Indications maxillaire et mandibulaire des différents crochets Nally-Martinet

Les schémas de la figure 10 montrent « le » crochet Nally-Martinet utilisable en fonction de la dent bordant l'édentement distal, mais également en fonction d'une répartition des connexions nécessaire à une protection efficace du parodonte.

Conclusion

Le système de protection sociale français ne permet pas actuellement de choisir en première intention une solution prothétique fixée sur implants. En prévision d'une évolution favorable des assurances complémentaires, il faut garder comme objectifs de sauvegarder les dents restantes et de préserver le capital osseux des patients et penser à l'aspect « transitoire » des prothèses partielles amovibles.

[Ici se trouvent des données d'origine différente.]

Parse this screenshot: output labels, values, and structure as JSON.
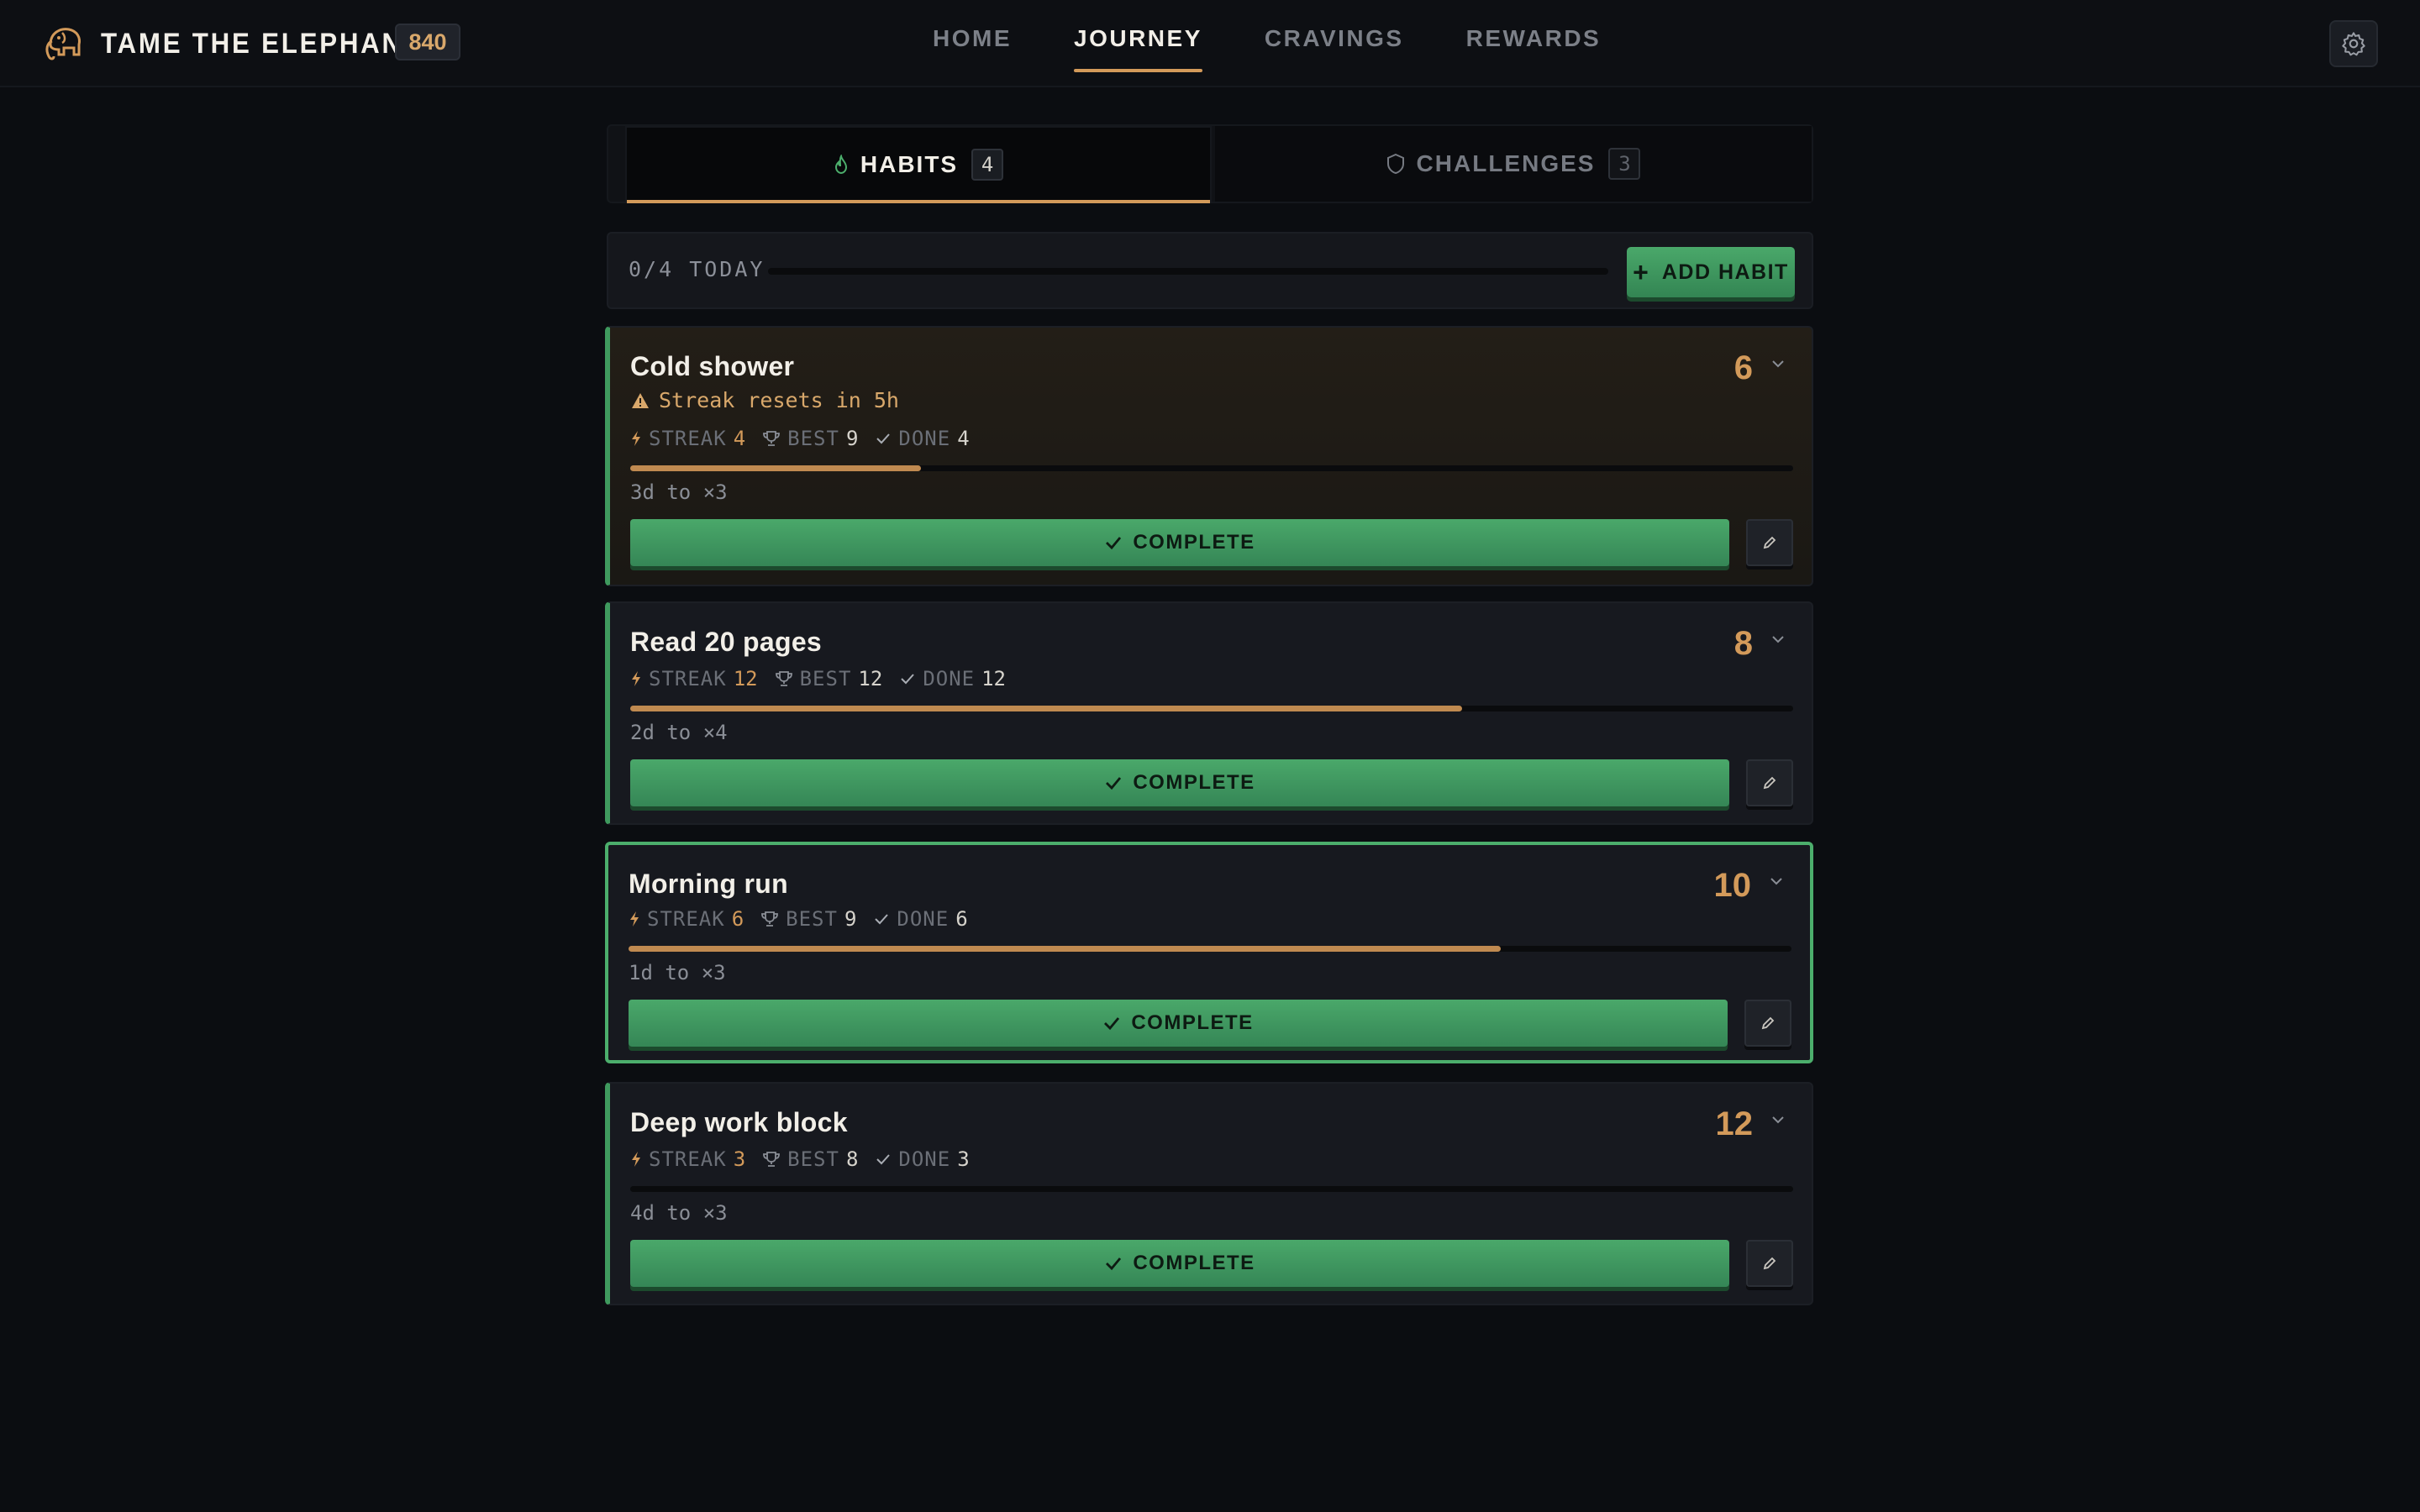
{
  "app": {
    "title": "TAME THE ELEPHANT",
    "points": "840",
    "logo_icon": "elephant-icon",
    "accent": "#d39a5a",
    "success": "#3f9a5e"
  },
  "nav": {
    "items": [
      {
        "label": "HOME",
        "active": false
      },
      {
        "label": "JOURNEY",
        "active": true
      },
      {
        "label": "CRAVINGS",
        "active": false
      },
      {
        "label": "REWARDS",
        "active": false
      }
    ],
    "settings_icon": "gear-icon"
  },
  "tabs": {
    "habits": {
      "label": "HABITS",
      "count": "4",
      "icon": "flame-icon",
      "active": true
    },
    "challenges": {
      "label": "CHALLENGES",
      "count": "3",
      "icon": "shield-icon",
      "active": false
    }
  },
  "today": {
    "label": "0/4 TODAY",
    "progress": 0,
    "add_label": "ADD HABIT"
  },
  "labels": {
    "streak": "STREAK",
    "best": "BEST",
    "done": "DONE",
    "complete": "COMPLETE"
  },
  "habits": [
    {
      "name": "Cold shower",
      "points": "6",
      "warning": "Streak resets in 5h",
      "streak": "4",
      "best": "9",
      "done": "4",
      "progress": 0.25,
      "multiplier": "3d to ×3"
    },
    {
      "name": "Read 20 pages",
      "points": "8",
      "streak": "12",
      "best": "12",
      "done": "12",
      "progress": 0.715,
      "multiplier": "2d to ×4"
    },
    {
      "name": "Morning run",
      "points": "10",
      "streak": "6",
      "best": "9",
      "done": "6",
      "progress": 0.75,
      "multiplier": "1d to ×3",
      "selected": true
    },
    {
      "name": "Deep work block",
      "points": "12",
      "streak": "3",
      "best": "8",
      "done": "3",
      "progress": 0,
      "multiplier": "4d to ×3"
    }
  ]
}
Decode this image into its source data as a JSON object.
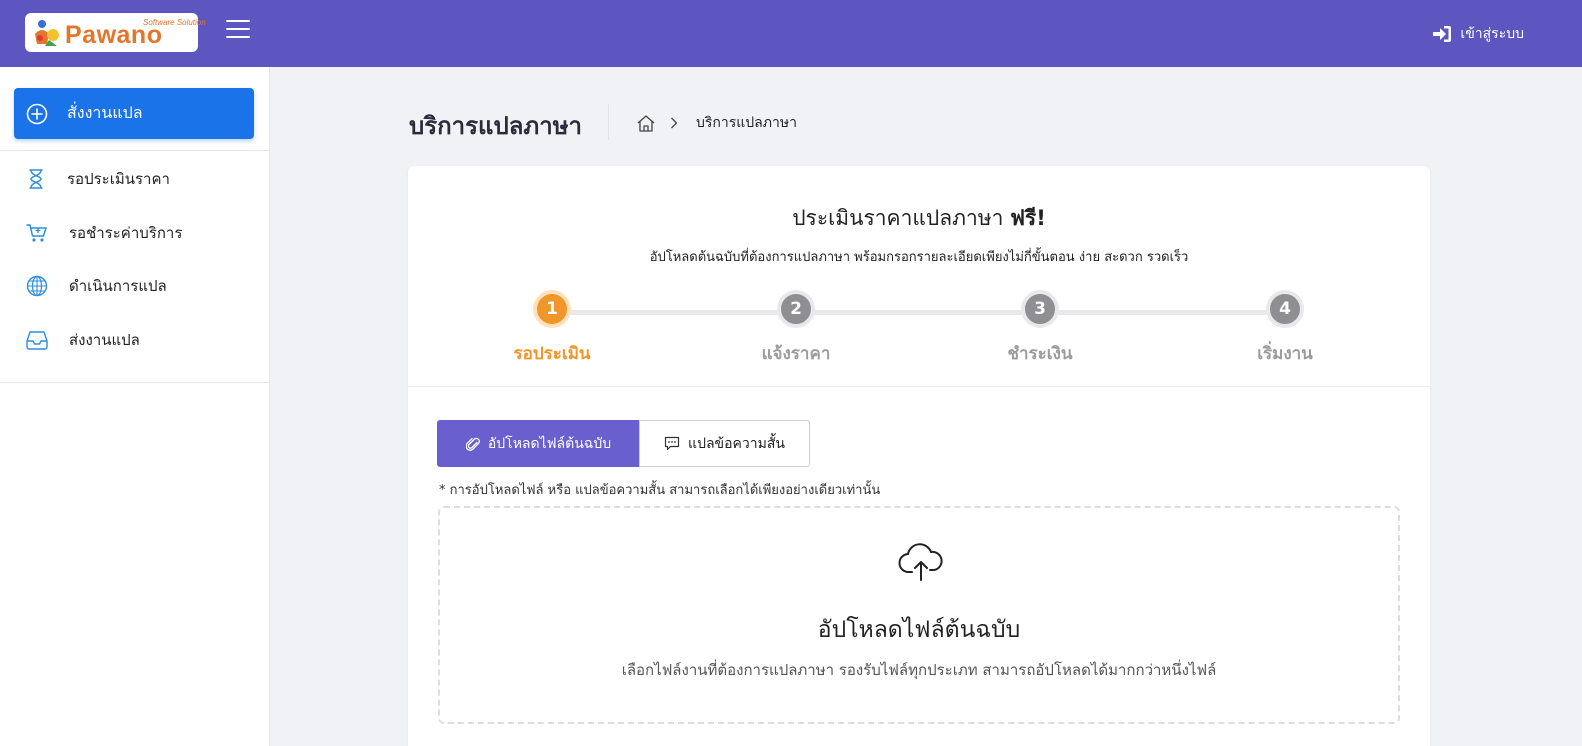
{
  "header": {
    "logo_tagline": "Software Solution",
    "logo_word": "Pawano",
    "login_label": "เข้าสู่ระบบ"
  },
  "sidebar": {
    "order_button": "สั่งงานแปล",
    "items": [
      {
        "label": "รอประเมินราคา",
        "icon": "hourglass-icon"
      },
      {
        "label": "รอชำระค่าบริการ",
        "icon": "cart-icon"
      },
      {
        "label": "ดำเนินการแปล",
        "icon": "globe-icon"
      },
      {
        "label": "ส่งงานแปล",
        "icon": "inbox-icon"
      }
    ]
  },
  "page": {
    "title": "บริการแปลภาษา",
    "breadcrumb_current": "บริการแปลภาษา"
  },
  "card": {
    "title_main": "ประเมินราคาแปลภาษา ",
    "title_bold": "ฟรี!",
    "subtitle": "อัปโหลดต้นฉบับที่ต้องการแปลภาษา พร้อมกรอกรายละเอียดเพียงไม่กี่ขั้นตอน ง่าย สะดวก รวดเร็ว",
    "steps": [
      {
        "number": "1",
        "label": "รอประเมิน",
        "active": true
      },
      {
        "number": "2",
        "label": "แจ้งราคา",
        "active": false
      },
      {
        "number": "3",
        "label": "ชำระเงิน",
        "active": false
      },
      {
        "number": "4",
        "label": "เริ่มงาน",
        "active": false
      }
    ],
    "tabs": {
      "upload_label": "อัปโหลดไฟล์ต้นฉบับ",
      "text_label": "แปลข้อความสั้น"
    },
    "note": "* การอัปโหลดไฟล์ หรือ แปลข้อความสั้น สามารถเลือกได้เพียงอย่างเดียวเท่านั้น",
    "dropzone": {
      "title": "อัปโหลดไฟล์ต้นฉบับ",
      "subtitle": "เลือกไฟล์งานที่ต้องการแปลภาษา รองรับไฟล์ทุกประเภท สามารถอัปโหลดได้มากกว่าหนึ่งไฟล์"
    }
  },
  "colors": {
    "header_bg": "#5d56c1",
    "primary_blue": "#1a73e8",
    "active_step": "#f0962a",
    "tab_active": "#6a5fcf"
  }
}
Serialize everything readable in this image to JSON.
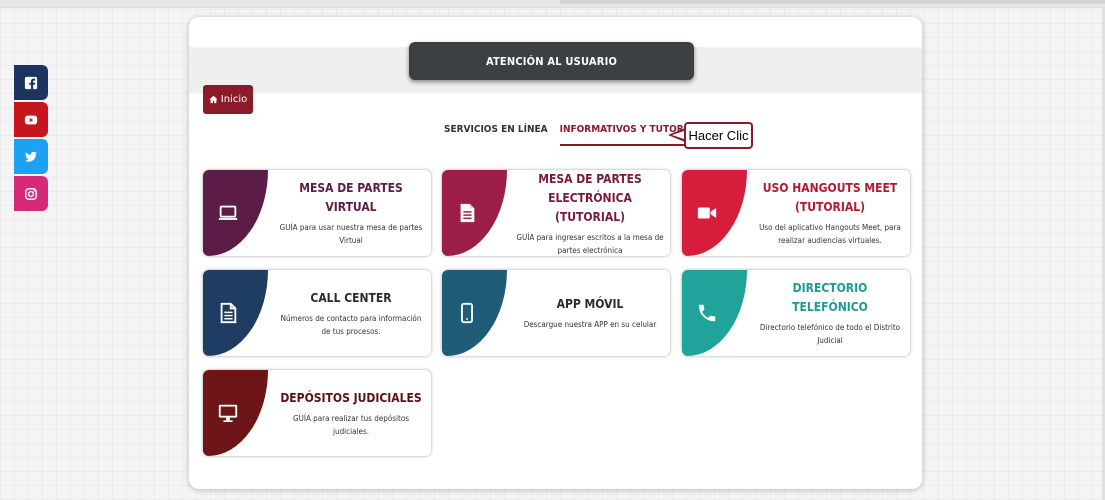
{
  "colors": {
    "accent": "#8b1a2b",
    "header_bg": "#3c4043"
  },
  "header": {
    "title": "ATENCIÓN AL USUARIO"
  },
  "nav": {
    "inicio_label": "Inicio",
    "inicio_icon": "home-icon"
  },
  "tabs": [
    {
      "label": "SERVICIOS EN LÍNEA",
      "active": false
    },
    {
      "label": "INFORMATIVOS Y TUTORIALES",
      "active": true
    }
  ],
  "callout": {
    "label": "Hacer Clic"
  },
  "social": [
    {
      "name": "facebook-icon",
      "color": "#1d3460"
    },
    {
      "name": "youtube-icon",
      "color": "#c4161c"
    },
    {
      "name": "twitter-icon",
      "color": "#1da1f2"
    },
    {
      "name": "instagram-icon",
      "color": "#d62976"
    }
  ],
  "cards": [
    {
      "title": "MESA DE PARTES VIRTUAL",
      "desc": "GUÍA para usar nuestra mesa de partes Virtual",
      "color": "#5b1c46",
      "title_color": "#5b1c46",
      "icon": "laptop-icon"
    },
    {
      "title": "MESA DE PARTES ELECTRÓNICA (TUTORIAL)",
      "desc": "GUÍA para ingresar escritos a la mesa de partes electrónica",
      "color": "#9c1e46",
      "title_color": "#7a1a3a",
      "icon": "document-icon"
    },
    {
      "title": "USO HANGOUTS MEET (TUTORIAL)",
      "desc": "Uso del aplicativo Hangouts Meet, para realizar audiencias virtuales.",
      "color": "#d61e3c",
      "title_color": "#b5172f",
      "icon": "video-camera-icon"
    },
    {
      "title": "CALL CENTER",
      "desc": "Números de contacto para información de tus procesos.",
      "color": "#1f3d63",
      "title_color": "#2b2b2b",
      "icon": "file-text-icon"
    },
    {
      "title": "APP MÓVIL",
      "desc": "Descargue nuestra APP en su celular",
      "color": "#1f5c78",
      "title_color": "#2b2b2b",
      "icon": "mobile-phone-icon"
    },
    {
      "title": "DIRECTORIO TELEFÓNICO",
      "desc": "Directorio telefónico de todo el Distrito Judicial",
      "color": "#1fa39a",
      "title_color": "#1f9a92",
      "icon": "phone-icon"
    },
    {
      "title": "DEPÓSITOS JUDICIALES",
      "desc": "GUÍA para realizar tus depósitos judiciales.",
      "color": "#6e1518",
      "title_color": "#5a1216",
      "icon": "monitor-icon"
    }
  ]
}
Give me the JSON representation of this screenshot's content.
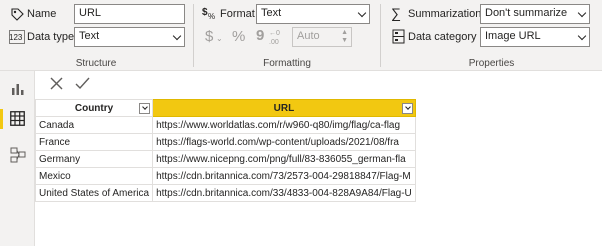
{
  "structure": {
    "group_title": "Structure",
    "name_label": "Name",
    "name_value": "URL",
    "data_type_label": "Data type",
    "data_type_value": "Text"
  },
  "formatting": {
    "group_title": "Formatting",
    "format_label": "Format",
    "format_value": "Text",
    "currency_symbol": "$",
    "percent_symbol": "%",
    "comma_symbol": "9",
    "decimal_value": "Auto"
  },
  "properties": {
    "group_title": "Properties",
    "summarization_label": "Summarization",
    "summarization_value": "Don't summarize",
    "data_category_label": "Data category",
    "data_category_value": "Image URL"
  },
  "colors": {
    "accent": "#f2c811",
    "ribbon_bg": "#f3f2f1"
  },
  "table": {
    "columns": [
      "Country",
      "URL"
    ],
    "rows": [
      [
        "Canada",
        "https://www.worldatlas.com/r/w960-q80/img/flag/ca-flag"
      ],
      [
        "France",
        "https://flags-world.com/wp-content/uploads/2021/08/fra"
      ],
      [
        "Germany",
        "https://www.nicepng.com/png/full/83-836055_german-fla"
      ],
      [
        "Mexico",
        "https://cdn.britannica.com/73/2573-004-29818847/Flag-M"
      ],
      [
        "United States of America",
        "https://cdn.britannica.com/33/4833-004-828A9A84/Flag-U"
      ]
    ]
  }
}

Les modifications du crochet Nally-Martinet proposées ci-dessus vont dans ce sens et offrent dans la plupart des cas d'édentements distaux une solution qui respecte les grands principes de conception des prothèses amovibles métalliques.

Ces modifications ont permis aux auteurs de rationaliser la conception des tracés des prothèses partielles amovibles métalliques (PPAM) et de garder une certaine logique dans la distribution des appuis occlusaux et des moyens de rétention utilisés en fonction des édentements.

Toutefois, l'expérience clinique montre que la conception d'un crochet n'intervient que pour une faible part sur le pronostic des traitements des PPAM et les auteurs se permettent d'insister sur le fait que la conception d'un crochet doit s'inscrire dans un contexte global de conception et de traitement prothétiques par PPAM pour obtenir un résultat biologique durable.

Remerciements: Les auteurs remercient le Pr J.N. Nally et le Dr C.N. Martinet pour l'intérêt qu'ils ont bien voulu accorder à ce travail et pour avoir autorisé la diffusion des modifications apportées au crochet qui porte leur nom.

bibliographie

  • 1 Brien N. Conception et tracé des prothèses partielles amovibles. Éditions Prostho, 1996.
  • 2 Delcambre T, Picart B, Dausque D. L'informatique: support pédagogique au service de l'apprentissage des tracés de plaques métalliques. Cah Prothèse 1999;107:63-70.
  • 3 Picart B, Delcambre T, Lefèvre C, Bideaux H. Rationalisation dans la conception des tracés de prothèse métallique amovible. Strat Prothétique 2002;2(1):29-38.
  • 4 Jourda G, Tourtet LC, Gaillard J. Le châssis amorti en prothèse adjointe partielle. Rev Odonto-Stomatol 1989;18(3):233-244.
  • 5 Borel JC, Schittly J, Exbrayat J. Manuel de prothèse partielle amovible. 2e édition. Paris : Éditions Masson, 1994.
  • 6 Alglave S. Création de modèles pédagogiques de crochets coulés en prothèse partielle amovible. Thèse pour le doctorat en chirurgie dentaire. Faculté de Chirurgie dentaire de Lille, 2000.
  • 7 Nally JN. Cours de perfectionnement sur la prothèse partielle adjointe. Genève : Éditions Médecine et Hygiène, 1977.
  • 8 Martinet CN, Nally JN, Barraud R, Meyer JM. Propriétés mécaniques et résistance à la fatigue de trois alliages « stellites » utilisés en prothèse dentaire. Rev Mens Suisse Odonto-stomatol 94: 315-320, 198.